How can I fix the error in the Q-Learning algorithm in R?


I am trying to implement the Q-Learning algorithm in R :


# Define the map
map <- matrix(c(0, 1, 1, 0, 0, 0, 0, 1), nrow = 2, ncol = 4, byrow = TRUE)
# State labels
rownames(map) <- c("Start", "End")
# Action labels
colnames(map) <- c("Up", "Down", "Left", "Right")
# Rewards for each state-action pair
rewards <- matrix(c(-1, -1, -1, -1, -1, -1, -1, 10), nrow = 2, ncol = 4, byrow = TRUE)

# Q-Learning Algorithm
q_learning <- function(P, R, gamma = 0.9, alpha = 0.1, epsilon = 0.1, max_iter = 1000) {
  # Initialize the Q-value function
  Q <- matrix(rep(0, nrow(P) * ncol(P)), nrow = nrow(P), ncol = ncol(P))
  # Initialize the state
  state <- sample(1:nrow(P), 1)
  # Iterate until convergence or maximum iterations reached
  for (i in 1:max_iter) {
    # Choose an action using epsilon-greedy policy
    if (runif(1) < epsilon) {
      action <- sample(1:ncol(P), 1)
    } else {
      action <- which.max(Q[state, ])
    }
    # Observe the next state and reward
    prob <- P[state, action]
    next_state <- sample(1:nrow(P), 1, prob = prob)
    reward <- R[state, action]
    # Update the Q-value function
    Q[state, action] <- Q[state, action] + alpha * (reward + gamma * max(Q[next_state, ]) - Q[state, action])
    # Update the state
    state <- next_state
  }
  # Derive the optimal policy (argmax in R using the which.max)
  policy <- apply(Q, 1, which.max)
  # Return the Q-value function and policy
  return(list(Q = Q, policy = policy))
}


# Run the Q-Learning Algorithm on the map
q_learning(P = map, R = rewards, gamma = 0.9, alpha = 0.1, epsilon = 0.1, max_iter = 1000)

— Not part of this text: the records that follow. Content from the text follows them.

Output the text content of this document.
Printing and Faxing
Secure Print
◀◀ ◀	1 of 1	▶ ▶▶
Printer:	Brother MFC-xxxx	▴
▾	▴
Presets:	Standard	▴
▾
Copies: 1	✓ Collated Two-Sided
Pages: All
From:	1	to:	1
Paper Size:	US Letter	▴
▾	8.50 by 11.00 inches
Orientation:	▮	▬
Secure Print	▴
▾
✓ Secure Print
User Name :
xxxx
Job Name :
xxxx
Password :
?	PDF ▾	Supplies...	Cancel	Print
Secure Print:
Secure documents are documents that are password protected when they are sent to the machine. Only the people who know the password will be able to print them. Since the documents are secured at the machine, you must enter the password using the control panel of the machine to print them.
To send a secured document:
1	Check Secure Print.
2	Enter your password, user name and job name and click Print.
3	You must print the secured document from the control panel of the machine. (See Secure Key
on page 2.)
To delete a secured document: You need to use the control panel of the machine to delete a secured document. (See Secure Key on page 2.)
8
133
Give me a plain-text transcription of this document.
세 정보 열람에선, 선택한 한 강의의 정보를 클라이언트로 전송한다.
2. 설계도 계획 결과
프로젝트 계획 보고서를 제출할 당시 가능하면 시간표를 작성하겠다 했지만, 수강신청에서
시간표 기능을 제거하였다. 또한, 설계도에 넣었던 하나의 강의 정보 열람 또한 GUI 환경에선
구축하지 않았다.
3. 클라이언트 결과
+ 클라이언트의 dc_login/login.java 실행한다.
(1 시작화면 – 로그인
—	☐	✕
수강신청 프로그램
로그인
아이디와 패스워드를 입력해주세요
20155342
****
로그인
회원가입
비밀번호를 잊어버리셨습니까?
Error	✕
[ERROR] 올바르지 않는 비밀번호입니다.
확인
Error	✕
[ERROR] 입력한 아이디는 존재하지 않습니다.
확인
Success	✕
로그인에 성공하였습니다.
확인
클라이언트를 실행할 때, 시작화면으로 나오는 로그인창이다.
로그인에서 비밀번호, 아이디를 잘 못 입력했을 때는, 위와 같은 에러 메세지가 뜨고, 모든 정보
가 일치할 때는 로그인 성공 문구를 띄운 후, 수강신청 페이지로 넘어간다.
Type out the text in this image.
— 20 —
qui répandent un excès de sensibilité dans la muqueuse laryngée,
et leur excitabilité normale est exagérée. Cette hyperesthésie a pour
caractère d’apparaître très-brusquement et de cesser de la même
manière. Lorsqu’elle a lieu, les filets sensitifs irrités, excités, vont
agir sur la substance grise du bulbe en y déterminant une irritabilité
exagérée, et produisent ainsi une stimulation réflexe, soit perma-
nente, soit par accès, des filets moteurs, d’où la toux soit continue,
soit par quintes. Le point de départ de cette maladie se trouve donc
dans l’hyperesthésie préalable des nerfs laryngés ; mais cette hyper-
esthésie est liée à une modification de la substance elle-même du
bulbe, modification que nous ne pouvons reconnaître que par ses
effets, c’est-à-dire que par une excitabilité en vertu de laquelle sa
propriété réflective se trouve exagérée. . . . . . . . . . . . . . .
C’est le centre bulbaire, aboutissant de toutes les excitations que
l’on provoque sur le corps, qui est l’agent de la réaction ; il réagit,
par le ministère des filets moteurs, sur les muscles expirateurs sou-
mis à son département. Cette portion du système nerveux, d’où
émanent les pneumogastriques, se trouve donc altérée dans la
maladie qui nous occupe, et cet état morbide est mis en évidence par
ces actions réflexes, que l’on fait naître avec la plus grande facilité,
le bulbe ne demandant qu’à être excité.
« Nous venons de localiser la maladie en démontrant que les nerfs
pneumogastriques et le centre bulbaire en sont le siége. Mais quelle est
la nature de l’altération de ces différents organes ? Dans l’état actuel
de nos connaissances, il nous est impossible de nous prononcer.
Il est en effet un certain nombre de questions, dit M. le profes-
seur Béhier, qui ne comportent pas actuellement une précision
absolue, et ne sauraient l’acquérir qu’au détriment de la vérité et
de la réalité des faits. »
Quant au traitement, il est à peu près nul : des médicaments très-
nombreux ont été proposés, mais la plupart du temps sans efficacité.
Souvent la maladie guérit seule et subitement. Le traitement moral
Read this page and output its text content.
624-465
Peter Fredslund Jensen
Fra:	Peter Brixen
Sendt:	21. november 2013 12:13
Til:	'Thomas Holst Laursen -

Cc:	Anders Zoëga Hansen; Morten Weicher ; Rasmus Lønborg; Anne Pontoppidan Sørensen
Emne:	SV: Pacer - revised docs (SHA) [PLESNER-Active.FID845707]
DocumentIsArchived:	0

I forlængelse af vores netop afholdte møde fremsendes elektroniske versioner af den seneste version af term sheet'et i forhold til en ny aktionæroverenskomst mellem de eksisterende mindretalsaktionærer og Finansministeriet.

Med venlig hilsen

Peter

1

I receive an error in the sample function of incorrect number of probabilities.

Error in sample.int(length(x), size, replace, prob) :
incorrect number of probabilities

How can I fix it ?


Solution

  • I'm not familiar with the algorithm, but, at a guess from looking at the code, you could try

    prob <- P[ , action] 
    

    which will create a vector of length nrow(P). You will need to work through the logic for yourself!